Sunday, 29 July 2018
Sunday, 22 July 2018
‘From Lesters’ lace bobbin
This interesting lace bobbin is inscribed ‘From Lesters’ and is thought to have been given to lacemakers by the lace buyer Thomas Lester for good work. The Lester family were lace buyers in Bedford and had a shop there where they collected work from the local lacemakers. They used the bobbins for advertising and also as a reward for good work. It is claimed that Lester would give one of these bobbins to a girl if her work was particularly good and clean. However, T L Huetson in his book ‘Lace and bobbins’ relates a story that if the lace was dirty or badly made Lester would invite the girl to choose a bobbin from a drawer and then shut the drawer quickly pinching her fingers.
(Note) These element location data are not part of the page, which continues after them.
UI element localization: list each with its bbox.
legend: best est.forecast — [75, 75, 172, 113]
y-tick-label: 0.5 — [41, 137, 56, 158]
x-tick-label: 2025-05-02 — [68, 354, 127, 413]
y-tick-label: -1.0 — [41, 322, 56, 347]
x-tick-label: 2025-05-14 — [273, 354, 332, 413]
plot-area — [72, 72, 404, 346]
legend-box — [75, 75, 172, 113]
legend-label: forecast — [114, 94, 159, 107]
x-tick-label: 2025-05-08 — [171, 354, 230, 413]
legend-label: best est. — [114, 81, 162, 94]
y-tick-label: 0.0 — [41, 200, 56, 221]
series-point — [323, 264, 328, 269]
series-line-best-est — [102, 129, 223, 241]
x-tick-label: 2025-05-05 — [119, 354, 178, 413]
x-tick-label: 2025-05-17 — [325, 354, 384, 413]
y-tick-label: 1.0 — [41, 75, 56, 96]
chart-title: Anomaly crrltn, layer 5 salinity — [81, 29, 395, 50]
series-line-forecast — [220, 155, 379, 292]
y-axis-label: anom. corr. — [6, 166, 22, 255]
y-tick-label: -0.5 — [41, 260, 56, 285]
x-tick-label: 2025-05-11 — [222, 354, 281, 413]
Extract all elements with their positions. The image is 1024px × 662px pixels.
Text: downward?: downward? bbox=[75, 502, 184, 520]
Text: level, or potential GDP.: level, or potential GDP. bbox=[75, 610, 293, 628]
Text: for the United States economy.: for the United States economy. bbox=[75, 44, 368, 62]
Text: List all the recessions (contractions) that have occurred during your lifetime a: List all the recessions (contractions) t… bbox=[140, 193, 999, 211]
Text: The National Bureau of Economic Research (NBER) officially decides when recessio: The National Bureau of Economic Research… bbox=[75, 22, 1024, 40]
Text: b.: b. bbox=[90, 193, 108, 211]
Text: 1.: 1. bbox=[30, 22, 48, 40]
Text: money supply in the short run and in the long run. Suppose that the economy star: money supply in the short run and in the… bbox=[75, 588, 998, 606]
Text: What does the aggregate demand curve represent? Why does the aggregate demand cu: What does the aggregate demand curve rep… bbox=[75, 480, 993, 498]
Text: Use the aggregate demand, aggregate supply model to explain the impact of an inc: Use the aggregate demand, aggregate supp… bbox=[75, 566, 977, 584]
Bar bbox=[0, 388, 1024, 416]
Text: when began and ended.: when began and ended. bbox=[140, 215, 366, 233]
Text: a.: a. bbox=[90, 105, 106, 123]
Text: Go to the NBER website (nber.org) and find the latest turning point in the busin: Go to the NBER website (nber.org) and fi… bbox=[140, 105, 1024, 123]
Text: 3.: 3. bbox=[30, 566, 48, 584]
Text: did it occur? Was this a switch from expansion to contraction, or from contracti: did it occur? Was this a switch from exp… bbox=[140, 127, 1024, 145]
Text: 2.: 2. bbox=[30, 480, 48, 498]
Huetson does say this story is unlikely though because the lacemakers he spoke to whose older relatives knew Lester thought it was out of character. The bobbin is made by the person the Springetts name the ‘blunt end’ man in their book ‘Success to the lace pillow’ who was working between 1868 and 1874.
Posted by Carol Q at 02:09 No comments:
Wednesday, 11 July 2018
Having just installed my parachute installation as part of my response to the Battle of Britain lace panel I attended the Craft and text conference on Monday. It was a very interesting day with some great presentations but the one that interested me most was by Lynn Setterington on her project ‘Sew near – Sew far’ which she carried out in collaboration with Bronte Parsonage Museum in Haworth. She engaged with various local groups, inviting participants to embroider their own names on fabric, which was then joined into long lengths, and used to write the pseudonyms of the three Bronte sisters, Charlotte, Emily and Anne, outdoors on the Yorkshire moors. These huge signatures, imprinted on the landscape, released the Bronte sisters from the museum and reunited them with the moors that inspired them. My parachutes were also made in collaboration with a museum in my case, Bentley Priory Museum, the headquarters of fighter command during World War II. Listening to Lynn’s talk, I was struck by how members of the public become involved in these projects and how it brings people together, often from different walks of life. It’s also interesting for the artist to engage with the public in such a close way and an honour that people will give up their time to help produce a collaborative work. It is also a technical challenge to develop a task that is adaptable for different levels of abilities, so that everyone can take part whatever skills they have. Collaborative projects benefit the artist and the participants and working together in that way seems to lead to a greater understanding of art and art projects in the public consciousness.
Posted by Carol Q at 08:35 No comments:
Wednesday, 4 July 2018
Installing 'Battle of Britain: then and now' lace
The early part of this week was taken up with installing my contemporary Battle of Britain lace panels and the associated parachute installation at Gawthorpe Hall in Lancashire. The hall is a beautiful old building and my work is being shown in a lovely room with mullioned windows adjacent to a room where the original Battle of Britain panel owned by the Gawthorpe Textile Collection (GTC) is being exhibited. On a previous visit I had discussed with Jenny Waterson, the Learning Curator at GTC, how the work would be displayed, so we knew where everything would go before we started the hang. Gail Baxter had kindly come with me to help as well so the three of us started by hanging my three new lace panels. We discussed whether to leave them hanging straight down the wall or set them off the wall, and decided that the shadows looked better with the panels slightly forward from the wall. The next thing to do was to fill the long case in the room with some background information about the panels and some lace equipment. Once all of that was done we started hanging the parachute installation. Although I had planned it in my mind I hadn’t had the space in my studio to actually hang the parachutes so I was a bit apprehensive about whether it would fit in the space and look effective. I needn’t have worried though as the hanging system worked well and although it was time consuming the installation looked good when it was finished – taking it down will be another matter however! Many, many thanks to Gail and Jenny for all their help in making it happen.